À quelques jours de l'entrée en lice de l'équipe de France à la Coupe du Monde 2026, Didier Deschamps a fermement tempéré l'optimisme ambiant autour de son secteur offensif. Le sélectionneur national a brandi le spectre du traumatisme de 2002 pour exiger une concentration maximale de ses joueurs face à une phase de poules qu'il juge particulièrement piégeuse.
Le technicien tricolore refuse de céder à l'euphorie médiatique malgré l'armada de stars qui compose son attaque. Didier Deschamps, fort de son immense expérience internationale, a tenu à rappeler que le talent sur le papier ne garantissait aucun succès dans une grande compétition. Face aux attentes du public français, le patron des Bleus a insisté sur la nécessité de garder les pieds sur terre et de respecter l'adversité.

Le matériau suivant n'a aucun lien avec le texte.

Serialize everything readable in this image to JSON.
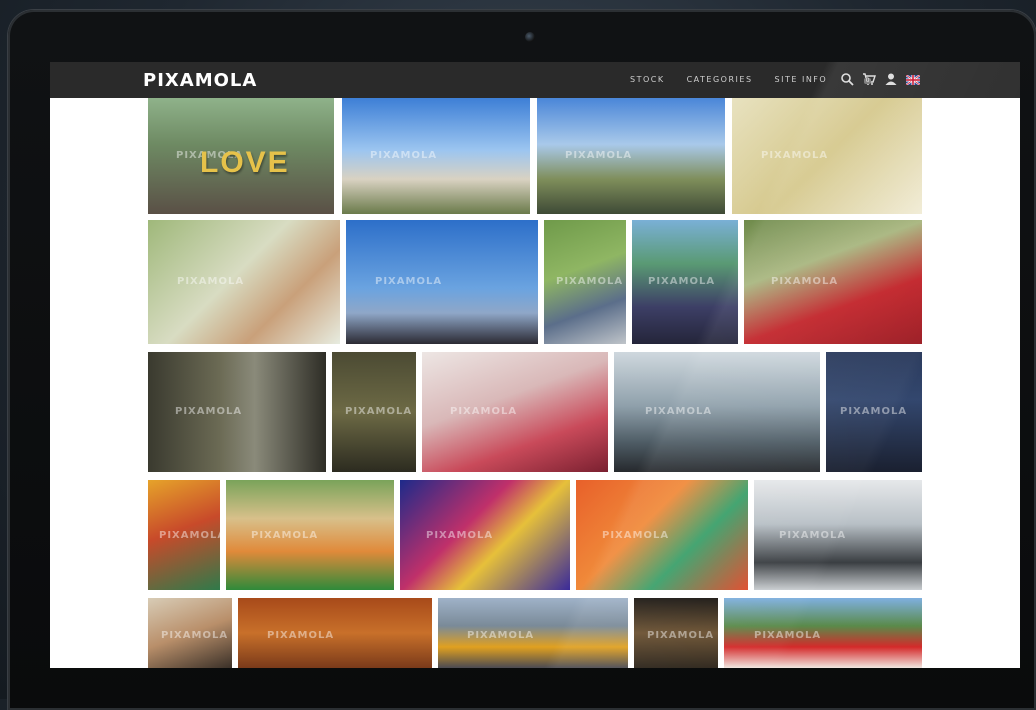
{
  "app": {
    "logo": "PIXAMOLA"
  },
  "nav": {
    "items": [
      {
        "label": "STOCK"
      },
      {
        "label": "CATEGORIES"
      },
      {
        "label": "SITE INFO"
      }
    ],
    "cart_count": "0"
  },
  "watermark": "PIXAMOLA",
  "tiles": [
    {
      "label": "LOVE",
      "subject": "couple-with-love-balloons"
    },
    {
      "subject": "couple-relaxing-on-field"
    },
    {
      "subject": "couple-on-motorbike"
    },
    {
      "subject": "woman-in-golden-field"
    },
    {
      "subject": "woman-red-hair-in-grass"
    },
    {
      "subject": "couple-on-mountain"
    },
    {
      "subject": "old-man-with-plants"
    },
    {
      "subject": "market-umbrella"
    },
    {
      "subject": "girls-in-hijab"
    },
    {
      "subject": "woman-in-forest"
    },
    {
      "subject": "hand-in-darkness"
    },
    {
      "subject": "hijab-woman-with-flowers"
    },
    {
      "subject": "legs-against-mountains"
    },
    {
      "subject": "woman-portrait-dark"
    },
    {
      "subject": "carnival-dancer"
    },
    {
      "subject": "carnival-parade"
    },
    {
      "subject": "carnival-queen-blue"
    },
    {
      "subject": "carnival-queen-orange"
    },
    {
      "subject": "woman-squatting-street"
    },
    {
      "subject": "woman-portrait-bright"
    },
    {
      "subject": "woman-face-paint"
    },
    {
      "subject": "woman-red-hair-city"
    },
    {
      "subject": "woman-night-lights"
    },
    {
      "subject": "marching-band"
    }
  ],
  "icons": {
    "search": "search-icon",
    "cart": "cart-icon",
    "user": "user-icon",
    "language": "uk-flag-icon"
  }
}
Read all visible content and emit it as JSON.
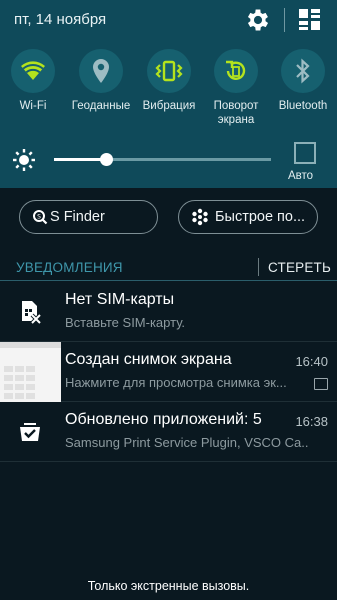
{
  "status": {
    "date": "пт, 14 ноября"
  },
  "toggles": [
    {
      "label": "Wi-Fi",
      "icon": "wifi-icon",
      "active": true
    },
    {
      "label": "Геоданные",
      "icon": "location-icon",
      "active": false
    },
    {
      "label": "Вибрация",
      "icon": "vibration-icon",
      "active": true
    },
    {
      "label": "Поворот экрана",
      "icon": "rotate-icon",
      "active": true
    },
    {
      "label": "Bluetooth",
      "icon": "bluetooth-icon",
      "active": false
    }
  ],
  "brightness": {
    "level": 0.24,
    "auto_label": "Авто",
    "auto_checked": false
  },
  "actions": {
    "s_finder": "S Finder",
    "quick_connect": "Быстрое по..."
  },
  "notifications_header": {
    "title": "УВЕДОМЛЕНИЯ",
    "clear": "СТЕРЕТЬ"
  },
  "notifications": [
    {
      "title": "Нет SIM-карты",
      "text": "Вставьте SIM-карту.",
      "time": ""
    },
    {
      "title": "Создан снимок экрана",
      "text": "Нажмите для просмотра снимка эк...",
      "time": "16:40"
    },
    {
      "title": "Обновлено приложений: 5",
      "text": "Samsung Print Service Plugin, VSCO Ca...",
      "time": "16:38"
    }
  ],
  "footer": {
    "emergency": "Только экстренные вызовы."
  },
  "colors": {
    "panel": "#0f4a5a",
    "active_icon": "#b4e31d",
    "inactive_icon": "#9dbcc3",
    "accent": "#3f97ab"
  }
}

"On a beaucoup de joueurs offensifs de très grand talent. Ils le prouvent dans leur club et en sélection aussi. Mais je n'ai pas la mémoire courte. En 2002, la France avait les meilleurs buteurs des championnats d’Angleterre, d’Italie, de France et a été éliminée au premier tour sans marquer un seul but", a déclaré le technicien tricolore.
Une mise en garde claire avant le Sénégal, la Norvège et l'Irak
Dans cette déclaration relayée auprès des médias, le sélectionneur a insisté sur l'homogénéité et les pièges que renferme le groupe des Bleus pour ce Mondial. Refusant de galvauder le moindre rendez-vous, il a tenu à mettre en garde ses troupes contre tout excès de confiance, ciblant notamment la confrontation face à l'Irak, souvent présentée à tort comme la rencontre la plus abordable de ce premier tour.
"Nos trois matches de poule seront difficiles : le Sénégal, la Norvège mais aussi l’Irak qu’il ne faut surtout pas sous-estimer. Que l’on fasse partie des favoris, comme six ou sept autres nations, d’accord. Mais la seule vérité reste celle du terrain. Le sport de haut niveau est impitoyable. Dès qu’on en fait moins, on le paye cash", a ajouté Didier Deschamps.